# Saiga 12 conversion?



## Wharf Rat (Sep 27, 2007)

Is there a shop within the P'cola general area that does Saiga conversions? Or anyone have a converted one they want to sell?

Also, someone help me understand the laws - if I have a Saiga 12 as it comes out of the box, it's completely legal. As soon as I put a magazine that holds more than 5 in it, I'm illegal? If I add a pistol grip, but still use the stock magazine, I'm illegal?


----------



## JD7.62 (Feb 13, 2008)

Out of the box you can use any mag. However once you add a pistol grip you need to add at least 5 US made parts to make it legal. These parts are identical to the Russian made stuff except for that they are stamped US so its just asinine you have to do it in the first place.

My personal belief is that 922r is only applicable to importers and builders and not the home guys due to the wording but Im no lawyer nor play one on TV and when it comes to guns I ALWAYS err way on the side of caution. Also there is zero case law on this as no one has ever been prosecuted but who wants to be the first?
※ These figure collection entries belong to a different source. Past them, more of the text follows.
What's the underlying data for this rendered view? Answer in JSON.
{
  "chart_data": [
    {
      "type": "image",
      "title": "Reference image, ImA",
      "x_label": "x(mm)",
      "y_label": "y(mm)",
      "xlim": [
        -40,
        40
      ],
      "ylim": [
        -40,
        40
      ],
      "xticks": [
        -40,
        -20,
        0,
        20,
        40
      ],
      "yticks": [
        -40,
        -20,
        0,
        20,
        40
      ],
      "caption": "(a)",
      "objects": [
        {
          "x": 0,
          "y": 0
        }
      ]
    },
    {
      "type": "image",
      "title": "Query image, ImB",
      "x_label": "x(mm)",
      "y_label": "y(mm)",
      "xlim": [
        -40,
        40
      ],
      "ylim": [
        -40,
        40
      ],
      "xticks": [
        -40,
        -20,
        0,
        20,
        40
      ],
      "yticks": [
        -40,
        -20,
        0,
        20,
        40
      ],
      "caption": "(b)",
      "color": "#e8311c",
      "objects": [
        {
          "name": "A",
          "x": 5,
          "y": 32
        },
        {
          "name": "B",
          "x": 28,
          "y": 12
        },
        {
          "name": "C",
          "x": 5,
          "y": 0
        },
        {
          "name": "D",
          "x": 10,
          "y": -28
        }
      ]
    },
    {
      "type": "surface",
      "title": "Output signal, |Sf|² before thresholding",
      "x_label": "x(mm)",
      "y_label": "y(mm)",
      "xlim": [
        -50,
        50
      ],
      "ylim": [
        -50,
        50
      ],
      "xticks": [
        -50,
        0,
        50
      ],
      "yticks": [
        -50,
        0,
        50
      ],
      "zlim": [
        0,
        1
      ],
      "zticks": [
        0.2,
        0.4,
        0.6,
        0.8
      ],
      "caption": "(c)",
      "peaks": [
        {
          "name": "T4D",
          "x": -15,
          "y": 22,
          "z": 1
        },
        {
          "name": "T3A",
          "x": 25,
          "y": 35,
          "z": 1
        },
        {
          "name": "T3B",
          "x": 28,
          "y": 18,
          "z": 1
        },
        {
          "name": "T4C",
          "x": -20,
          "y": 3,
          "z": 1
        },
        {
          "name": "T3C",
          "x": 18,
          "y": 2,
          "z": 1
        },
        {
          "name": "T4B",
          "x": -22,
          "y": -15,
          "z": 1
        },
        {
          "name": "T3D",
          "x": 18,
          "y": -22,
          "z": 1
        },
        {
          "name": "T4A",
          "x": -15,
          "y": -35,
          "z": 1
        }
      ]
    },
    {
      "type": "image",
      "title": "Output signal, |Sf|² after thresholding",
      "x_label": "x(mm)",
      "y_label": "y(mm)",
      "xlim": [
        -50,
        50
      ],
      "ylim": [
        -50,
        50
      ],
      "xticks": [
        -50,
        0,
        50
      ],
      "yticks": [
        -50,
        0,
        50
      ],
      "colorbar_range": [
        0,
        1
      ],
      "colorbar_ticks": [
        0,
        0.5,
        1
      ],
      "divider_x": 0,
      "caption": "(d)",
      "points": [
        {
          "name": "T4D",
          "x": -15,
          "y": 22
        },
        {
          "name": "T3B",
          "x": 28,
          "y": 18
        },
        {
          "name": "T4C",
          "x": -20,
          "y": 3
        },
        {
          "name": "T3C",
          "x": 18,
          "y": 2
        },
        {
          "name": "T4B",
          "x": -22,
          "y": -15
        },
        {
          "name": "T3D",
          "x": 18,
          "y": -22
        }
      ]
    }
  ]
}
A basic conversion is very simple and can be done with some tools we all have at home and a can of BBQ paint.


----------



## Joker31 (Dec 7, 2007)

Ditto what JD said! Although I've never owned a Saiga 12...I've looked into it a number of times. I found a lot of good advice on the Saiga 12 forum on keeping 922r compliant with little effort. Not sure it's that big of a deal.....but I also tend to be on the safe side. 

Jerry


----------



## TURTLE (May 22, 2008)

Wharf Rat said:


> Is there a shop within the P'cola general area that does Saiga conversions? Or anyone have a converted one they want to sell?
> 
> Also, someone help me understand the laws - if I have a Saiga 12 as it comes out of the box, it's completely legal. As soon as I put a magazine that holds more than 5 in it, I'm illegal? If I add a pistol grip, but still use the stock magazine, I'm illegal?


*PM sent*


----------